DocketNumber: 02-FM-379
Judges: Glickman, Kern, Nebeker
Filed Date: 7/25/2002
Status: Precedential
Modified Date: 10/26/2024
District of Columbia Court of Appeals.
*444 Before GLICKMAN, Associate Judge, and KERN and NEBEKER, Senior Judges.
PER CURIAM.
We confront the question whether an appellant's alleged reliance on erroneous information from court personnel provides a basis for invoking the "unique circumstances" doctrine so as to save an untimely appeal from dismissal. On April 4, 2002, appellant noted this pro se appeal from a judgment of absolute divorce entered in the trial court on February 6, 2002. After this court directed him to show cause why his appeal should not be dismissed for lack of jurisdiction as untimely, he filed a response contending that he relied on an unidentified court employee's statement that he had sixty days in which to file an appeal.[1]
D.C.App. R. 4(a)(1) requires notices of appeal to be filed within thirty days after entry of the order appealed. That time limit is mandatory and jurisdictional. In re C.I.T., 369 A.2d 171, 172 (D.C.1977). But under the doctrine of "unique circumstances," this court may deem an untimely appeal timely if the untimeliness was due to the appellant's reasonable reliance on some affirmative, misleading action of the trial court. Frain v. District of Columbia, 572 A.2d 447, 450-52 (D.C.1990). That doctrine, however, applies to "a statement or action of the trial court." In re Alexander, 428 A.2d 812, 815 n. 4 (D.C.1981) (emphasis added), cert. denied, 454 U.S. 1149, 102 S. Ct. 1014, 71 L. Ed. 2d 303 (1982). Although we have not explicitly held that the doctrine does not extend to misinformation given by a court employee, we have stated that "[w]e would be most reluctant to rely solely on the statements or actions of an unidentified court functionary [as opposed to those of a trial judge] as grounds for bypassing the jurisdictional requirements of our rules." Robinson v. Evans, 554 A.2d 332, 336 (D.C.1989).
The United States Court of Appeals for the District of Columbia Circuit has squarely addressed this issue and held that the unique circumstances doctrine does not apply in such a situation. Moore v. South Carolina Labor Bd., 321 U.S.App. D.C. 346, 100 F.3d 162 (1996) (appeal dismissed despite claim that a staff person in the district court clerk's office erroneously told the appellant he had sixty days, rather than thirty, to file his appeal). As that court reasoned, only official judicial action occasions the justifiable reliance required by the unique circumstances doctrine. See id. at 348, 100 F.3d at 164.

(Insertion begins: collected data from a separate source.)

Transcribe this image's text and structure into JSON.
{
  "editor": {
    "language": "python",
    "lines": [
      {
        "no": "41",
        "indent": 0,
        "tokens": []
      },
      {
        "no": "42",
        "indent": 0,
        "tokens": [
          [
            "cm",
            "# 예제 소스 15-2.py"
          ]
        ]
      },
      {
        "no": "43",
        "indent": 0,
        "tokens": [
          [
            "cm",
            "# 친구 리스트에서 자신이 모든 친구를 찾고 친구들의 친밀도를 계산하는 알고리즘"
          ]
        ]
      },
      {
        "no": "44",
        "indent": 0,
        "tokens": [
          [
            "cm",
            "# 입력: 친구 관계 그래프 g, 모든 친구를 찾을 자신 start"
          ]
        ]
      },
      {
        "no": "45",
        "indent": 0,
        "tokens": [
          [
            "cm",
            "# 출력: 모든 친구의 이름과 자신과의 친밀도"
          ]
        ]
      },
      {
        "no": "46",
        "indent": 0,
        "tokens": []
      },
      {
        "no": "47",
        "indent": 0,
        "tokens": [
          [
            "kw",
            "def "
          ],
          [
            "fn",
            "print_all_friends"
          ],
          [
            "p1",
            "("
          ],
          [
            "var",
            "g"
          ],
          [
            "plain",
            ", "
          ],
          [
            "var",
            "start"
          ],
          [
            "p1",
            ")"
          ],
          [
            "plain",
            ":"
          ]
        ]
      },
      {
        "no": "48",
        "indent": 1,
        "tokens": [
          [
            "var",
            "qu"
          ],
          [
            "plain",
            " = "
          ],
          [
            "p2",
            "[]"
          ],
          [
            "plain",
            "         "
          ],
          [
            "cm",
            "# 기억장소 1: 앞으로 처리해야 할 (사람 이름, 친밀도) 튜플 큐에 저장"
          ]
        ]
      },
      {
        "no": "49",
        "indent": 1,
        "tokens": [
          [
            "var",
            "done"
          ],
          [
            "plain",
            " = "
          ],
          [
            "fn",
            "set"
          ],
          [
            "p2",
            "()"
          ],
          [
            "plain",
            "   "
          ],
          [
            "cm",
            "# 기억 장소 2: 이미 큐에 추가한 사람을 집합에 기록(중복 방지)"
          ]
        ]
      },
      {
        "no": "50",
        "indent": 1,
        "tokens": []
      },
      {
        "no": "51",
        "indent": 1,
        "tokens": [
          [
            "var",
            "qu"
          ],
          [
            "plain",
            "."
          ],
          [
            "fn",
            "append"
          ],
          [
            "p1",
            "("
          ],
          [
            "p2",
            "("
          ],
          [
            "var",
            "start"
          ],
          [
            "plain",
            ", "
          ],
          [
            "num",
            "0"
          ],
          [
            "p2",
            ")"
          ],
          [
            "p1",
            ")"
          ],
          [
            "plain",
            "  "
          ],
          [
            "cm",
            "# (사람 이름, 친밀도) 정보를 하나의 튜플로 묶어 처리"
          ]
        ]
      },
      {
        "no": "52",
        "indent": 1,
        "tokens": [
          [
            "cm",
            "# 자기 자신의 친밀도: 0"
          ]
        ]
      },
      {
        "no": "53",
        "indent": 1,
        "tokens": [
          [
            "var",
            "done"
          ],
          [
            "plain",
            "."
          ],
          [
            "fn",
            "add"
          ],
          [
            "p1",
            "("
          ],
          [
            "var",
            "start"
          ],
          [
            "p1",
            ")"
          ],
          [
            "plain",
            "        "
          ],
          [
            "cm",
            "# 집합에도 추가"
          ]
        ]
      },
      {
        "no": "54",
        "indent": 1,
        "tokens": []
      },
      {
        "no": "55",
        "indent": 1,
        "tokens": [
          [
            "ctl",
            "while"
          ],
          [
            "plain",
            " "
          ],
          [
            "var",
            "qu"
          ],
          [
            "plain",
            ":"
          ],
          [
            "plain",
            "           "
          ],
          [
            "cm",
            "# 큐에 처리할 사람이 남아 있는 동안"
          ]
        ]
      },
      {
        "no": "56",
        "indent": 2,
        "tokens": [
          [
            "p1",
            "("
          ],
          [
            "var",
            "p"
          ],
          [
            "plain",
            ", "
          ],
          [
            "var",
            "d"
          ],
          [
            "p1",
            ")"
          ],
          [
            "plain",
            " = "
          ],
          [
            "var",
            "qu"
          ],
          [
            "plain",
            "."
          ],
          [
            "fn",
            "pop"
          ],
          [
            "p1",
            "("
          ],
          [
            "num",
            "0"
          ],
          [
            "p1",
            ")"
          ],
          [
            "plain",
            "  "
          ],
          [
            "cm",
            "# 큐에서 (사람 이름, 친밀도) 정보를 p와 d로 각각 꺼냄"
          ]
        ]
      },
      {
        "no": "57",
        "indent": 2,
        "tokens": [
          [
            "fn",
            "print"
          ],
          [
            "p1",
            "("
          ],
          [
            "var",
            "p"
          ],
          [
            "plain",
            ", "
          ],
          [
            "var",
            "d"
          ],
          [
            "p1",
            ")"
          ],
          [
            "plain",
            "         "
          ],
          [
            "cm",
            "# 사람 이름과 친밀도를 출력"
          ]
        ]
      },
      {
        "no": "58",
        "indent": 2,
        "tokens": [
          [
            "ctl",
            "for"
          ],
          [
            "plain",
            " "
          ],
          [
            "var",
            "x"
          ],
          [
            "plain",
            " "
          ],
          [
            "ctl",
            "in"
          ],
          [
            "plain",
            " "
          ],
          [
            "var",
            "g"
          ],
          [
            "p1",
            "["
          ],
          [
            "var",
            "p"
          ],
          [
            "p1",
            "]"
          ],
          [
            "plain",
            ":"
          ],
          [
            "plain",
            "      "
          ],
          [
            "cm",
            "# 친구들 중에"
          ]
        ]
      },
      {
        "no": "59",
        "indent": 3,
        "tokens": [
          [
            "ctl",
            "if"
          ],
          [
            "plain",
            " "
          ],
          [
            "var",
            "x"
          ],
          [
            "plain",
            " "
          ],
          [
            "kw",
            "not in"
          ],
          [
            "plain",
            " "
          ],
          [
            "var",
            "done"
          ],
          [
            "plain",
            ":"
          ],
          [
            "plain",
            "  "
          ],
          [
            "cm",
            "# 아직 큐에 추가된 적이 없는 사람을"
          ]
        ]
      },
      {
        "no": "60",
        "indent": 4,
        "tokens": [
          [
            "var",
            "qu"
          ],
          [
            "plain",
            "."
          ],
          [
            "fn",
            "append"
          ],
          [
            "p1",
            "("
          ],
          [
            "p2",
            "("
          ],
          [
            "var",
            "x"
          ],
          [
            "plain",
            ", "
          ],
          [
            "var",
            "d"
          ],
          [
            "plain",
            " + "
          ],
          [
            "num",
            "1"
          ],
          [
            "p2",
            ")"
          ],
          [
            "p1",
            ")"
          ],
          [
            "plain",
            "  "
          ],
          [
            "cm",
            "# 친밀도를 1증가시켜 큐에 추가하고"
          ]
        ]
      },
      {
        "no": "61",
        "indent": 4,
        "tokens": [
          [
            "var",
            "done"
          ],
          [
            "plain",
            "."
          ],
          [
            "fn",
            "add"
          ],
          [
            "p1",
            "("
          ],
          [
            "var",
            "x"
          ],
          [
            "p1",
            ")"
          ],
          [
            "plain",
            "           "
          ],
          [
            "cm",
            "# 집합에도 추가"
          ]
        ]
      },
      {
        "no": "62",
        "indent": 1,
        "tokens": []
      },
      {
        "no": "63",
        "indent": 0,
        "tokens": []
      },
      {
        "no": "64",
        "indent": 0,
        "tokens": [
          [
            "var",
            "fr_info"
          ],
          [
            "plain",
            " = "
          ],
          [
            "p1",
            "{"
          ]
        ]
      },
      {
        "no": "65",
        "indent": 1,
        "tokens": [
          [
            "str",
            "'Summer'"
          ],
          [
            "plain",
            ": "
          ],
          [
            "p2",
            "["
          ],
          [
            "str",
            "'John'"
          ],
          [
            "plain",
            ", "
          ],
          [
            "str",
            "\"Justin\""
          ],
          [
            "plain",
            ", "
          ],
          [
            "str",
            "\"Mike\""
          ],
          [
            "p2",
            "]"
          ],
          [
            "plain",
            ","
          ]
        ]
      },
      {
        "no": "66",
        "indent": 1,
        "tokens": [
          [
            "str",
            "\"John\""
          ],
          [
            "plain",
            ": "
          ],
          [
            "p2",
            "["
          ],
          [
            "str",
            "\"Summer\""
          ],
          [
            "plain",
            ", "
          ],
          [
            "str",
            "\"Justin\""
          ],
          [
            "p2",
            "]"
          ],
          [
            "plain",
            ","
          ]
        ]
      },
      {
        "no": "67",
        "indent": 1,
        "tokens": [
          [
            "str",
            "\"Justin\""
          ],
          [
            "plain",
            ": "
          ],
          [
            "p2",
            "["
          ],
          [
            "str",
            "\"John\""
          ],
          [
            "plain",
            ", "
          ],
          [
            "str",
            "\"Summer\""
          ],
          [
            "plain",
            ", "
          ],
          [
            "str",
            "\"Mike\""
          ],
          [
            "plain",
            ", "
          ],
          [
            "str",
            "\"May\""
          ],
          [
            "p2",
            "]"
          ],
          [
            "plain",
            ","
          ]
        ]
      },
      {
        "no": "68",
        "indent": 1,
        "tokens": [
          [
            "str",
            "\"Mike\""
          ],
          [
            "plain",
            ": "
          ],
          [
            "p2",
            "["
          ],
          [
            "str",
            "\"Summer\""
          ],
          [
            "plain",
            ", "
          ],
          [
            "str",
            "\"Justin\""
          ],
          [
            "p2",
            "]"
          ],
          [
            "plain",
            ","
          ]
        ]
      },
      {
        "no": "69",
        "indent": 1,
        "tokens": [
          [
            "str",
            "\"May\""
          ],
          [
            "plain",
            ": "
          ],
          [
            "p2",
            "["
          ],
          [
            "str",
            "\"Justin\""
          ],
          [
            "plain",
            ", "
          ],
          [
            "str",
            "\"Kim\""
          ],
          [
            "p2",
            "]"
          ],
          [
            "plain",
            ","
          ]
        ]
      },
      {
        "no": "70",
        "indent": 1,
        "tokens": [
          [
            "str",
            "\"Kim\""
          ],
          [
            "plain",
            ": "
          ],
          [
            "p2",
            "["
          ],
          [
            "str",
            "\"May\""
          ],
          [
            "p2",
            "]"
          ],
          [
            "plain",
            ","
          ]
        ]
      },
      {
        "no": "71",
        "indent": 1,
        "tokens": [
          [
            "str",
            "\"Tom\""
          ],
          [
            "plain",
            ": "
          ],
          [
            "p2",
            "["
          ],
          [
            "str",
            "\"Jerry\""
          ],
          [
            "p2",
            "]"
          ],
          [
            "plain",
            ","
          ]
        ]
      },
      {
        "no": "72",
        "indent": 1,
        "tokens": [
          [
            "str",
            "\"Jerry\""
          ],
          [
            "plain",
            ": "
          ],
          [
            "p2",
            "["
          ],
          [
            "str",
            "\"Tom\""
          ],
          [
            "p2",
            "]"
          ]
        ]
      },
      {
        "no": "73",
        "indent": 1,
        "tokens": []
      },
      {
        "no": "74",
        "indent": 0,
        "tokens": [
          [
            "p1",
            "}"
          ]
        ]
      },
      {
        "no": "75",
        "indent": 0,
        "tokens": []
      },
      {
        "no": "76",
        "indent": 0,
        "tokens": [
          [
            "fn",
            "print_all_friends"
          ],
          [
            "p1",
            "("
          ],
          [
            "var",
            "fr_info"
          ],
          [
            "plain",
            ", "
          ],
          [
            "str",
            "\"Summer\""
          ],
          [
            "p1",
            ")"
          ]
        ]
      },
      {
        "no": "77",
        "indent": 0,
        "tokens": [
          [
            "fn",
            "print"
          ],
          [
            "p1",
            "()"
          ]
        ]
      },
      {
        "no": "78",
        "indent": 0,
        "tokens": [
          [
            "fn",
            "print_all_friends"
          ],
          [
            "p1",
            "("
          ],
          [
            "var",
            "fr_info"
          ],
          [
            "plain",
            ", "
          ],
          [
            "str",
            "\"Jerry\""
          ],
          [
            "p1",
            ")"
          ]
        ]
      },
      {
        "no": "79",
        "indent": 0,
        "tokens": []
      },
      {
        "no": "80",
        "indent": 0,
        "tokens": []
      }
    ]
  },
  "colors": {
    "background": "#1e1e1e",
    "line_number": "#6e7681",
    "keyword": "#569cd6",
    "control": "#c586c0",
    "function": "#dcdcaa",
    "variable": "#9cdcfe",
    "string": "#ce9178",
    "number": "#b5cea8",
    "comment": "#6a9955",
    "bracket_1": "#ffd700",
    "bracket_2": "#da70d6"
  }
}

Moreover, appellant's assertion that a court employee, whom appellant does not identify, told him the appeal period is sixty days may well present a credibility issue, particularly in light of the fact that none of this jurisdiction's rules of procedure mentions a sixty-day appeal period. That such claims of misinformation inherently present questions of credibility is another reason why the unique circumstances doctrine is limited to judicial actions or statements, which are matters of record.
The doctrine of unique circumstances is to be construed "very narrow[ly]" and applied in "limited circumstances *445 stances." Frain, supra, 572 A.2d at 451. We hold that those circumstances do not include misinformation provided by nonjudicial court personnel.[2] Accordingly, we dismiss this appeal for lack of jurisdiction. We note, however, that appellant filed his notice of appeal within the thirty-day excusable neglect period of D.C.App. R. 4(a)(4); thus, the dismissal is without prejudice to reinstatement of the appeal if appellant seeks and receives in the trial court a nunc pro tunc extension of time to file his notice of appeal.
So ordered.
[1] Appellant was represented by counsel in the trial court. He contends that he was dissatisfied with the divorce settlement from the outset, but that his repeated calls to his counsel were ignored. He states that he then decided to appeal the decree pro se, and it was thereafter that he was misinformed about his appeal time.
[2] This case is different from Ouriaghli v. Moore, 621 A.2d 392 (D.C.1993), in which we held that reliance on misinformation from a trial judge's law clerk was a colorable basis for a motion for reconsideration. Whether to grant a motion for reconsideration is a discretionary decision of the trial court, whereas the timeliness of an appeal is mandatory and jurisdictional.